I agree. Safety is the key to our success.
At GenUI, when we talk about safety, we’re not talking about avoiding falling from a ladder (not most of the time, anyway). We’re talking about building a company culture that respects and encourages innovative risk-taking, on top of a safety net made from risk-mitigating engineering best practices.
Culture of Safety
In a safe culture, team members can take risks without feeling insecure or embarrassed.
Innovation is difficult in an environment where risks are too great, or where risk-taking is shamed or punished. If engineers are faced with a large amount of technical debt, or with the possibility of causing real harm to the business, they will hesitate to introduce any novel ideas. So it’s no coincidence that those of our customers who operate in complex, high-risk, or high-compliance businesses tend to have the hardest time innovating.
Courage when faced with true and present risk can be pure foolishness. So a culture of safety is not enough. Meaningful change can only be made with confidence when you have first constructed a safety net.
A safety net means safe engineering practices together with infrastructure that serves to de-risk the process of innovation. A software engineering team working without a safety net becomes paralyzed, and this sort of paralysis tends to dominate - and stifle - entire industries across our global economy.
Safety through DevOps
No one would expect to see a skyscraper construction site lacking safety equipment. Too many software product teams start out just this way, having been given neither hard hats nor climbing harnesses. Today there are a wide variety of DevOps tools and practices that can be used to give a team the safety it needs to do highly innovative work.
Infrastructure that supports incremental, automated testing and continuous integration is critical, because it gives engineers quick feedback on the viability of new work. Continuous delivery with real-time feedback and telemetry promote incremental change, and provides the ability to quickly understand and respond when production is impacted.
Puppet Labs’ 2018 State of DevOps Report highlights the value of automated configuration management, which makes infrastructure as code, and self-service resources to contemporary team environments. The shortened feedback loops and operational efficiencies supported by these practices also helps de-risk engineering activities and boosts the speed of innovation.
Safety through Collaboration
Essential to safety is a team’s ability to communicate, collaborate, and support one another.
Most project safety and code sustainability issues arise out of a lack of information. The collaboration ability of the team increases the bandwidth at which the team can share information with one another, and with their customer.
At GenUI, we hold regular safety meetings, where team members can raise safety or technical debt issues for discussion. We also do a lot of pairing, which is a wonderful practice for promoting communication and trust in the context of a codebase.
When we pair, 100% of code is peer-reviewed, as it’s being written.
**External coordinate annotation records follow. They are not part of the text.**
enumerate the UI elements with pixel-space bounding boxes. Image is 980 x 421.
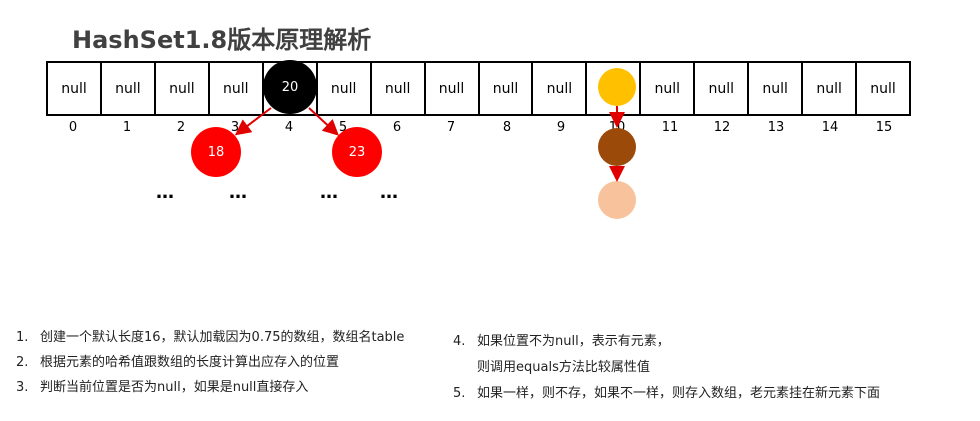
- ellipsis: …: [229, 182, 248, 203]
- bucket-0: null: [48, 63, 102, 114]
- bucket-13: null: [749, 63, 804, 114]
- index-label: 12: [713, 120, 731, 135]
- bucket-8: null: [480, 63, 534, 114]
- bucket-9: null: [533, 63, 588, 114]
- index-label: 6: [392, 120, 402, 135]
- index-label: 4: [284, 120, 294, 135]
- bucket-12: null: [695, 63, 750, 114]
- step-number: 2.: [16, 355, 29, 370]
- step-text: 如果位置不为null，表示有元素，: [477, 334, 670, 349]
- bucket-2: null: [156, 63, 210, 114]
- index-label: 1: [122, 120, 132, 135]
- arrow-20-to-23: [308, 107, 339, 136]
- index-label: 13: [767, 120, 785, 135]
- node-23-red: 23: [332, 127, 382, 177]
- node-peach: [598, 181, 636, 219]
- index-label: 0: [68, 120, 78, 135]
- diagram-title: HashSet1.8版本原理解析: [72, 26, 372, 54]
- node-18-red: 18: [191, 127, 241, 177]
- index-label: 8: [502, 120, 512, 135]
- bucket-10: [587, 63, 642, 114]
- index-label: 14: [821, 120, 839, 135]
- index-label: 5: [338, 120, 348, 135]
- step-text: 如果一样，则不存，如果不一样，则存入数组，老元素挂在新元素下面: [477, 386, 881, 401]
- bucket-14: null: [803, 63, 858, 114]
- node-yellow: [598, 68, 636, 106]
- index-label: 9: [556, 120, 566, 135]
- step-text: 根据元素的哈希值跟数组的长度计算出应存入的位置: [40, 355, 340, 370]
- bucket-5: null: [318, 63, 372, 114]
- bucket-15: null: [870, 80, 896, 97]
- step-item: 则调用equals方法比较属性值: [453, 356, 650, 375]
- step-text: 创建一个默认长度16，默认加载因为0.75的数组，数组名table: [40, 330, 405, 345]
- step-item: 1. 创建一个默认长度16，默认加载因为0.75的数组，数组名table: [16, 326, 404, 345]
- index-label: 7: [446, 120, 456, 135]
- step-item: 2. 根据元素的哈希值跟数组的长度计算出应存入的位置: [16, 351, 339, 370]
- ellipsis: …: [380, 182, 399, 203]
- arrow-20-to-18: [234, 107, 272, 136]
- ellipsis: …: [320, 182, 339, 203]
- bucket-6: null: [372, 63, 426, 114]
- bucket-1: null: [102, 63, 156, 114]
- index-label: 15: [875, 120, 893, 135]
- step-text: 判断当前位置是否为null，如果是null直接存入: [40, 380, 309, 395]
- step-item: 3. 判断当前位置是否为null，如果是null直接存入: [16, 376, 308, 395]
- step-item: 5. 如果一样，则不存，如果不一样，则存入数组，老元素挂在新元素下面: [453, 382, 880, 401]
- index-label: 2: [176, 120, 186, 135]
- bucket-11: null: [641, 63, 696, 114]
- index-label: 11: [661, 120, 679, 135]
- step-number: 1.: [16, 330, 29, 345]
- step-number: 4.: [453, 334, 466, 349]
- bucket-3: null: [210, 63, 264, 114]
- step-number: 5.: [453, 386, 466, 401]
- step-number: 3.: [16, 380, 29, 395]
- bucket-7: null: [426, 63, 480, 114]
- node-brown: [598, 128, 636, 166]
- ellipsis: …: [156, 182, 175, 203]
- step-text: 则调用equals方法比较属性值: [477, 360, 650, 375]
- node-20-black: 20: [263, 60, 317, 114]
- step-item: 4. 如果位置不为null，表示有元素，: [453, 330, 670, 349]
- hash-table-array: null null null null null null null null …: [46, 61, 911, 116]
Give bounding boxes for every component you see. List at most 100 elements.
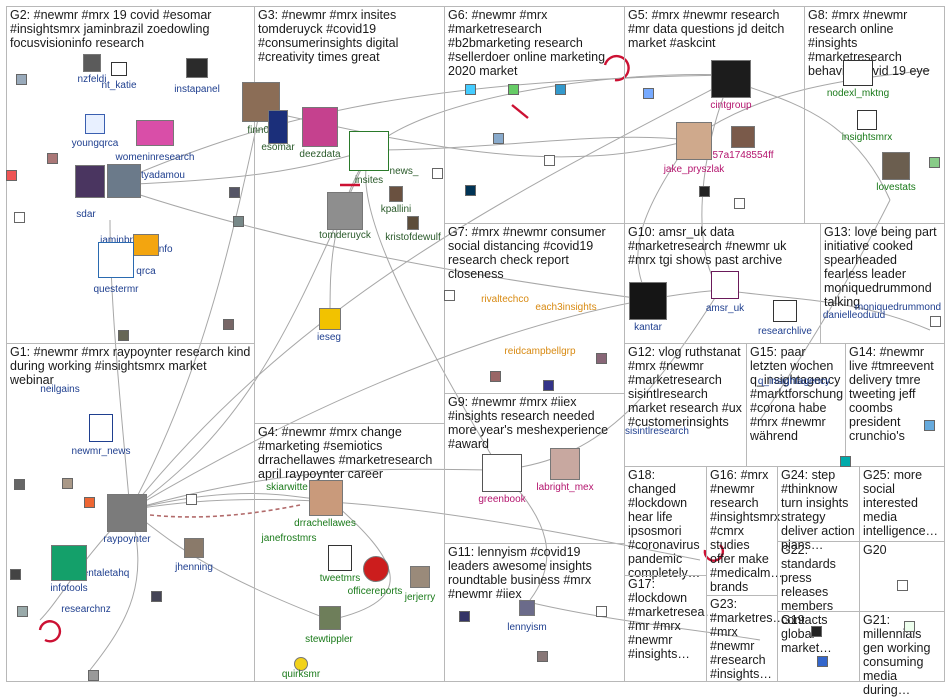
node-label: kantar bbox=[634, 322, 662, 333]
group-title-g7: G7: #mrx #newmr consumer social distanci… bbox=[448, 225, 606, 281]
node-label: infotools bbox=[50, 583, 88, 594]
node-small[interactable] bbox=[643, 88, 654, 99]
node-label: sisintlresearch bbox=[625, 426, 689, 437]
node-avatar bbox=[773, 300, 797, 322]
node-small[interactable] bbox=[118, 330, 129, 341]
node-small[interactable] bbox=[493, 133, 504, 144]
group-panel-g23: G23: #marketres… #mrx #newmr #research #… bbox=[706, 595, 785, 682]
node-avatar bbox=[133, 234, 159, 256]
node-avatar bbox=[89, 414, 113, 442]
node-label: qrca bbox=[136, 266, 156, 277]
group-title-g18: G18: changed #lockdown hear life ipsosmo… bbox=[628, 468, 701, 580]
node-small[interactable] bbox=[229, 187, 240, 198]
group-title-g22: G22: standards press releases members co… bbox=[781, 543, 836, 655]
node-avatar bbox=[136, 120, 174, 146]
node-avatar bbox=[731, 126, 755, 148]
node-small[interactable] bbox=[444, 290, 455, 301]
group-title-g6: G6: #newmr #mrx #marketresearch #b2bmark… bbox=[448, 8, 606, 78]
node-small[interactable] bbox=[904, 621, 915, 632]
node-small[interactable] bbox=[555, 84, 566, 95]
node-avatar bbox=[98, 242, 134, 278]
node-small[interactable] bbox=[537, 651, 548, 662]
node-small[interactable] bbox=[929, 157, 940, 168]
node-small[interactable] bbox=[223, 319, 234, 330]
node-small[interactable] bbox=[14, 479, 25, 490]
node-small[interactable] bbox=[699, 186, 710, 197]
node-avatar bbox=[843, 60, 873, 86]
node-small[interactable] bbox=[84, 497, 95, 508]
node-label: skiarwitte bbox=[266, 482, 308, 493]
group-title-g19: G19 bbox=[781, 613, 805, 627]
group-title-g24: G24: step #thinknow turn insights strate… bbox=[781, 468, 855, 552]
node-small[interactable] bbox=[6, 170, 17, 181]
node-small[interactable] bbox=[897, 580, 908, 591]
node-avatar bbox=[711, 271, 739, 299]
node-label: cintgroup bbox=[710, 100, 752, 111]
node-small[interactable] bbox=[10, 569, 21, 580]
group-panel-g16: G16: #mrx #newmr research #insightsmrx #… bbox=[706, 466, 783, 596]
node-small[interactable] bbox=[186, 494, 197, 505]
node-small[interactable] bbox=[490, 371, 501, 382]
node-small[interactable] bbox=[734, 198, 745, 209]
group-panel-g20: G20 bbox=[859, 541, 945, 612]
node-small[interactable] bbox=[233, 216, 244, 227]
node-label: nt_katie bbox=[101, 80, 137, 91]
node-avatar bbox=[85, 114, 105, 134]
node-label: news_ bbox=[389, 166, 419, 177]
node-small[interactable] bbox=[924, 420, 935, 431]
node-label: ieseg bbox=[317, 332, 341, 343]
node-avatar bbox=[268, 110, 288, 144]
node-label: moniquedrummond bbox=[854, 302, 942, 313]
node-avatar bbox=[328, 545, 352, 571]
node-small[interactable] bbox=[88, 670, 99, 681]
node-small[interactable] bbox=[817, 656, 828, 667]
group-title-g8: G8: #mrx #newmr research online #insight… bbox=[808, 8, 930, 78]
node-avatar bbox=[309, 480, 343, 516]
group-title-g13: G13: love being part initiative cooked s… bbox=[824, 225, 937, 309]
node-label: esomar bbox=[261, 142, 295, 153]
node-label: jerjerry bbox=[404, 592, 436, 603]
node-small[interactable] bbox=[465, 84, 476, 95]
node-small[interactable] bbox=[811, 626, 822, 637]
node-label: instapanel bbox=[174, 84, 220, 95]
node-avatar bbox=[882, 152, 910, 180]
node-small[interactable] bbox=[432, 168, 443, 179]
node-small[interactable] bbox=[14, 212, 25, 223]
node-label: youngqrca bbox=[71, 138, 119, 149]
node-label: lennyism bbox=[507, 622, 547, 633]
node-small[interactable] bbox=[596, 353, 607, 364]
node-small[interactable] bbox=[465, 185, 476, 196]
node-small[interactable] bbox=[151, 591, 162, 602]
node-avatar bbox=[294, 657, 308, 671]
node-label: rivaltechco bbox=[481, 294, 529, 305]
node-avatar bbox=[75, 165, 105, 198]
node-label: raypoynter bbox=[103, 534, 151, 545]
node-small[interactable] bbox=[62, 478, 73, 489]
node-avatar bbox=[349, 131, 389, 171]
node-small[interactable] bbox=[17, 606, 28, 617]
node-small[interactable] bbox=[508, 84, 519, 95]
node-avatar bbox=[629, 282, 667, 320]
node-small[interactable] bbox=[596, 606, 607, 617]
node-avatar bbox=[327, 192, 363, 230]
node-label: newmr_news bbox=[71, 446, 131, 457]
node-label: each3insights bbox=[535, 302, 597, 313]
node-small[interactable] bbox=[47, 153, 58, 164]
node-label: drrachellawes bbox=[294, 518, 356, 529]
node-label: lovestats bbox=[876, 182, 916, 193]
group-title-g17: G17: #lockdown #marketresea… #mr #mrx #n… bbox=[628, 577, 717, 661]
node-small[interactable] bbox=[840, 456, 851, 467]
node-label: deezdata bbox=[299, 149, 341, 160]
group-panel-g21: G21: millennials gen working consuming m… bbox=[859, 611, 945, 697]
node-small[interactable] bbox=[459, 611, 470, 622]
node-small[interactable] bbox=[544, 155, 555, 166]
node-avatar bbox=[410, 566, 430, 588]
node-small[interactable] bbox=[16, 74, 27, 85]
node-avatar bbox=[186, 58, 208, 78]
group-panel-g14: G14: #newmr live #tmreevent delivery tmr… bbox=[845, 343, 945, 467]
node-small[interactable] bbox=[543, 380, 554, 391]
group-panel-g7: G7: #mrx #newmr consumer social distanci… bbox=[444, 223, 625, 394]
node-label: janefrostmrs bbox=[261, 533, 317, 544]
group-panel-g22: G22: standards press releases members co… bbox=[777, 541, 860, 655]
node-small[interactable] bbox=[930, 316, 941, 327]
We’re also able to help one another both uphold and advance our commitment to continuous quality engineering techniques. When team members are constantly communicating, we are able to address specific safety concerns but also our strategies for long-term sustainability.
The greatest impact in 2019 is going to come from innovation teams with a solid foundation of safety, and sustainable engineering practices. So fostering and supporting a safety culture should be a high priority for technology leadership. The future we create together depends on it.